I agree with so much of what others have said. I also have a similar work history to you; I worked bedside (but for much shorter time- only 1 year!), and disliked the work, didn't feel fulfilled, felt stressed and wanted something that challenged me in a way other than just how fast I could pass meds.
1. I love the shorter days, being on the same schedule as my husband, having all weekends/holidays and summers off. I like working independently in my office (no aide), and basically being the manager of my "department," and I like having my own office and being able to set it up and run it to my standards. I like the combination of running an office (ordering, communicating with attendance and teachers), clinical care (actual pt visits), and education/program development (developing a new sex ed program, helping to update policies manual, helping teach health classes occasionally). My bosses (two principals and a superintendent) are totally supportive and allow me to basically run my office and programs as I see fit. I like the emphasis on education rather than just medications, and the time to do it. I feel really fulfilled with my work.
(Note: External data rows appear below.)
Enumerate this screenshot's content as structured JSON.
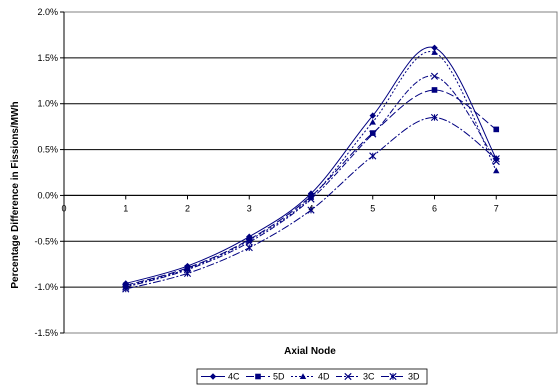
{
  "chart_data": {
    "type": "line",
    "title": "",
    "xlabel": "Axial Node",
    "ylabel": "Percentage Difference in Fissions/MWh",
    "x": [
      1,
      2,
      3,
      4,
      5,
      6,
      7
    ],
    "xlim": [
      0,
      8
    ],
    "x_ticks": [
      "0",
      "1",
      "2",
      "3",
      "4",
      "5",
      "6",
      "7"
    ],
    "ylim": [
      -1.5,
      2.0
    ],
    "y_ticks": [
      -1.5,
      -1.0,
      -0.5,
      0.0,
      0.5,
      1.0,
      1.5,
      2.0
    ],
    "y_tick_labels": [
      "-1.5%",
      "-1.0%",
      "-0.5%",
      "0.0%",
      "0.5%",
      "1.0%",
      "1.5%",
      "2.0%"
    ],
    "grid": "horizontal major gridlines",
    "legend_position": "bottom",
    "series": [
      {
        "name": "4C",
        "marker": "diamond",
        "dash": "solid",
        "color": "#000080",
        "values": [
          -0.96,
          -0.77,
          -0.45,
          0.02,
          0.87,
          1.61,
          0.4
        ]
      },
      {
        "name": "5D",
        "marker": "square",
        "dash": "8,3",
        "color": "#000080",
        "values": [
          -0.98,
          -0.79,
          -0.48,
          -0.01,
          0.68,
          1.15,
          0.72
        ]
      },
      {
        "name": "4D",
        "marker": "triangle",
        "dash": "2,2",
        "color": "#000080",
        "values": [
          -0.99,
          -0.8,
          -0.49,
          -0.02,
          0.8,
          1.56,
          0.27
        ]
      },
      {
        "name": "3C",
        "marker": "x",
        "dash": "6,2,2,2",
        "color": "#000080",
        "values": [
          -1.0,
          -0.81,
          -0.51,
          -0.04,
          0.67,
          1.3,
          0.37
        ]
      },
      {
        "name": "3D",
        "marker": "star",
        "dash": "8,2,2,2",
        "color": "#000080",
        "values": [
          -1.02,
          -0.85,
          -0.57,
          -0.16,
          0.43,
          0.85,
          0.4
        ]
      }
    ]
  }
}
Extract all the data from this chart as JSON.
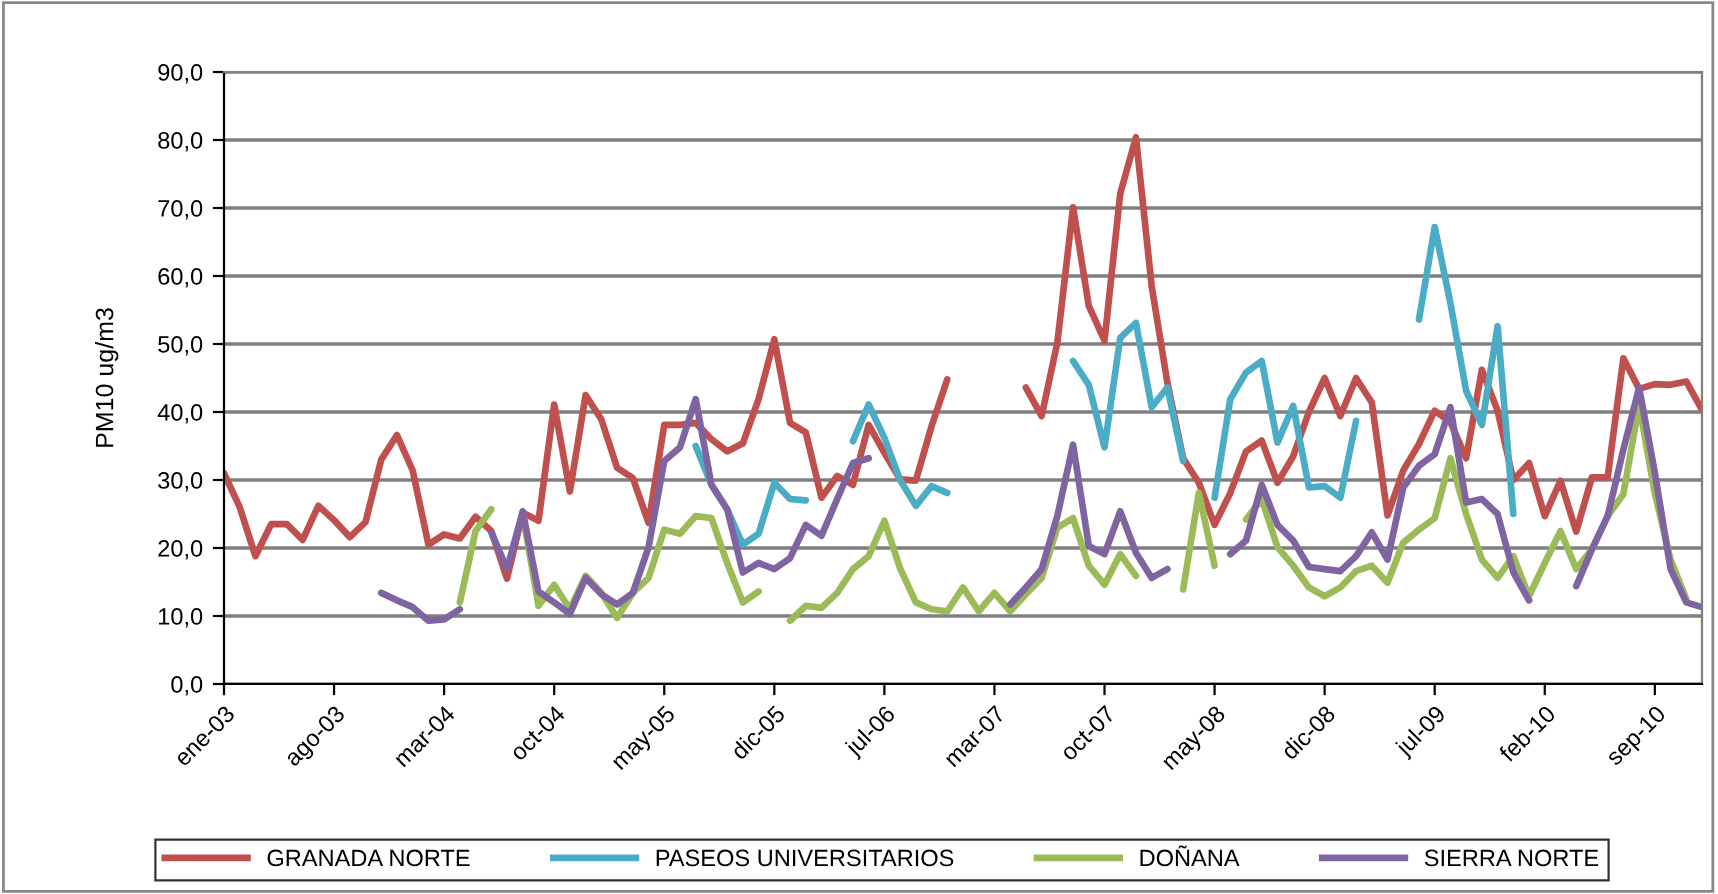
{
  "chart_data": {
    "type": "line",
    "ylabel": "PM10 ug/m3",
    "categories": [
      "ene-03",
      null,
      null,
      null,
      null,
      null,
      null,
      "ago-03",
      null,
      null,
      null,
      null,
      null,
      null,
      "mar-04",
      null,
      null,
      null,
      null,
      null,
      null,
      "oct-04",
      null,
      null,
      null,
      null,
      null,
      null,
      "may-05",
      null,
      null,
      null,
      null,
      null,
      null,
      "dic-05",
      null,
      null,
      null,
      null,
      null,
      null,
      "jul-06",
      null,
      null,
      null,
      null,
      null,
      null,
      "mar-07",
      null,
      null,
      null,
      null,
      null,
      null,
      "oct-07",
      null,
      null,
      null,
      null,
      null,
      null,
      "may-08",
      null,
      null,
      null,
      null,
      null,
      null,
      "dic-08",
      null,
      null,
      null,
      null,
      null,
      null,
      "jul-09",
      null,
      null,
      null,
      null,
      null,
      null,
      "feb-10",
      null,
      null,
      null,
      null,
      null,
      null,
      "sep-10",
      null,
      null,
      null
    ],
    "ylim": [
      0,
      90
    ],
    "yticks": [
      {
        "value": 0,
        "label": "0,0"
      },
      {
        "value": 10,
        "label": "10,0"
      },
      {
        "value": 20,
        "label": "20,0"
      },
      {
        "value": 30,
        "label": "30,0"
      },
      {
        "value": 40,
        "label": "40,0"
      },
      {
        "value": 50,
        "label": "50,0"
      },
      {
        "value": 60,
        "label": "60,0"
      },
      {
        "value": 70,
        "label": "70,0"
      },
      {
        "value": 80,
        "label": "80,0"
      },
      {
        "value": 90,
        "label": "90,0"
      }
    ],
    "grid": "y",
    "legend": "bottom",
    "marker": "none",
    "line_style": "solid",
    "series": [
      {
        "name": "GRANADA NORTE",
        "color": "#c0504d",
        "values": [
          31,
          26,
          18.8,
          23.5,
          23.5,
          21.2,
          26.2,
          24.1,
          21.6,
          23.8,
          33,
          36.6,
          31.4,
          20.5,
          22,
          21.4,
          24.6,
          22.5,
          15.5,
          25.2,
          24,
          41.1,
          28.3,
          42.5,
          38.9,
          31.8,
          30.3,
          23.7,
          38.1,
          38.1,
          38.4,
          36,
          34.2,
          35.4,
          41.9,
          50.7,
          38.4,
          37,
          27.4,
          30.6,
          29.3,
          38.1,
          34,
          30.1,
          29.9,
          37.9,
          44.8,
          null,
          null,
          null,
          null,
          43.6,
          39.4,
          50.2,
          70.1,
          55.6,
          50.5,
          72.1,
          80.4,
          58.5,
          44.3,
          33.2,
          29.6,
          23.4,
          28.1,
          34.2,
          35.8,
          29.6,
          33.5,
          40,
          45,
          39.4,
          45,
          41.4,
          24.8,
          31.4,
          35.3,
          40.2,
          38.5,
          33.2,
          46.2,
          40.2,
          30,
          32.5,
          24.7,
          29.9,
          22.4,
          30.4,
          30.4,
          47.9,
          43.4,
          44.1,
          44,
          44.5,
          40.3
        ]
      },
      {
        "name": "PASEOS UNIVERSITARIOS",
        "color": "#4bacc6",
        "values": [
          null,
          null,
          null,
          null,
          null,
          null,
          null,
          null,
          null,
          null,
          null,
          null,
          null,
          null,
          null,
          null,
          null,
          null,
          null,
          null,
          null,
          null,
          null,
          null,
          null,
          null,
          null,
          null,
          null,
          null,
          35,
          29.3,
          25.7,
          20.5,
          22.1,
          29.6,
          27.2,
          27,
          null,
          null,
          35.7,
          41.1,
          36.2,
          30,
          26.2,
          29.1,
          28.1,
          null,
          null,
          null,
          null,
          null,
          null,
          null,
          47.5,
          44,
          34.8,
          50.9,
          53.1,
          40.7,
          43.6,
          32.8,
          null,
          27.4,
          41.9,
          45.8,
          47.5,
          35.5,
          40.9,
          28.9,
          29.1,
          27.4,
          38.7,
          null,
          null,
          null,
          53.6,
          67.2,
          56,
          43.1,
          38.1,
          52.6,
          25,
          null,
          null,
          null,
          null,
          null,
          null,
          null,
          null,
          null,
          null,
          null,
          null
        ]
      },
      {
        "name": "DOÑANA",
        "color": "#9bbb59",
        "values": [
          null,
          null,
          null,
          null,
          null,
          null,
          null,
          null,
          null,
          null,
          null,
          null,
          null,
          null,
          null,
          12,
          22.5,
          25.7,
          null,
          25,
          11.5,
          14.6,
          11,
          15.9,
          13.4,
          9.7,
          13.4,
          15.6,
          22.7,
          22.1,
          24.7,
          24.4,
          17.8,
          12,
          13.6,
          null,
          9.3,
          11.5,
          11.2,
          13.4,
          16.9,
          18.8,
          24,
          17,
          12,
          11,
          10.7,
          14.2,
          10.7,
          13.4,
          10.7,
          13.2,
          15.6,
          23,
          24.4,
          17.4,
          14.6,
          19.1,
          15.9,
          null,
          null,
          13.9,
          28.1,
          17.4,
          null,
          24.2,
          27.2,
          20.1,
          17.4,
          14.2,
          12.9,
          14.2,
          16.6,
          17.4,
          14.9,
          20.8,
          22.7,
          24.4,
          33.2,
          25,
          18.3,
          15.6,
          18.8,
          12.9,
          17.8,
          22.5,
          16.9,
          19.8,
          24.7,
          27.9,
          41.1,
          28,
          18.3,
          12.5,
          null
        ]
      },
      {
        "name": "SIERRA NORTE",
        "color": "#8064a2",
        "values": [
          null,
          null,
          null,
          null,
          null,
          null,
          null,
          null,
          null,
          null,
          13.4,
          12.3,
          11.3,
          9.3,
          9.5,
          11,
          null,
          22.3,
          16.9,
          25.4,
          13.6,
          12,
          10.3,
          15.6,
          13.2,
          11.7,
          13.4,
          20.1,
          32.8,
          34.8,
          41.9,
          29.3,
          25.7,
          16.4,
          17.8,
          16.9,
          18.5,
          23.4,
          21.8,
          27.2,
          32.5,
          33.2,
          null,
          null,
          null,
          null,
          null,
          null,
          null,
          null,
          11.7,
          14.2,
          16.9,
          24.7,
          35.2,
          20.3,
          19.1,
          25.4,
          19.3,
          15.6,
          16.9,
          null,
          null,
          null,
          19.1,
          21.1,
          29.3,
          23.4,
          21.1,
          17.2,
          16.9,
          16.6,
          18.8,
          22.3,
          18.3,
          28.9,
          32.1,
          33.8,
          40.7,
          26.7,
          27.2,
          25,
          16.4,
          12.3,
          null,
          null,
          14.4,
          19.8,
          24.7,
          34.5,
          43.6,
          31.1,
          16.9,
          12,
          11.3
        ]
      }
    ]
  }
}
I dislike the "stigma" of school nursing, or the fear that other healthcare professionals will see me as "less" of a nurse than, say, a critical care nurse or even a hospice nurse. I dislike the pay cut, but it's NOT as much as you might originally calculate because of all the time off and the opportunity to p/u work during breaks and summer. I get annoyed with the teachers or the front desk for sending me students for no reason, or making tiny issues into an emergency. I dislike hunting parents down for immunization records - this is literally my only real stress with SNing... that parents are SO bad about turning health records in, and it is a big part of our job to ensure they do. I worry that when I have kids, it will be hard/expensive to keep this job and pay for daycare.
2. Typical day is about 15-20 student visits (in a middle-high school with about 400 students), including about 5 scheduled meds/treatments, and a few "frequent flyers" with mystery symptoms; a lot of anxiety presenting physically and a lot of lingering colds that feel like the end of the world to the students... so basically a lot of education! The rest of my time is emailing, calling parents, making sure meds are complete and everything is UTD, preparing field trip backpacks, monthly AED and fire alarm checks, working on developing my upcoming programs, coordinating with other departments to set up hearing screenings or cross-departmental education (eg I guest teach an anatomy class each semester, give a presentation on drugs, give a PTO presentation on anxiety). I work get in around 7:40, open the office at 7:55 (school starts at 8am), and close up/go home around 3:30-3:45. I don't take a "lunch" but I am alone in my office so I just eat when I want and take breaks as needed. I even have a weight in here so I can do some exercises in my down time - haha! When it's super quiet, I watch educational youtubes or read MedScape articles.
3. I would have really benefited from a one-day orientation that gave the basics of the SN responsibilities, best practices, and common interventions. I basically had to figure it all out on my own. Not horrible, but certainly challenging and could have been a smoother transition.
4. If you can afford it, I would take the SN job.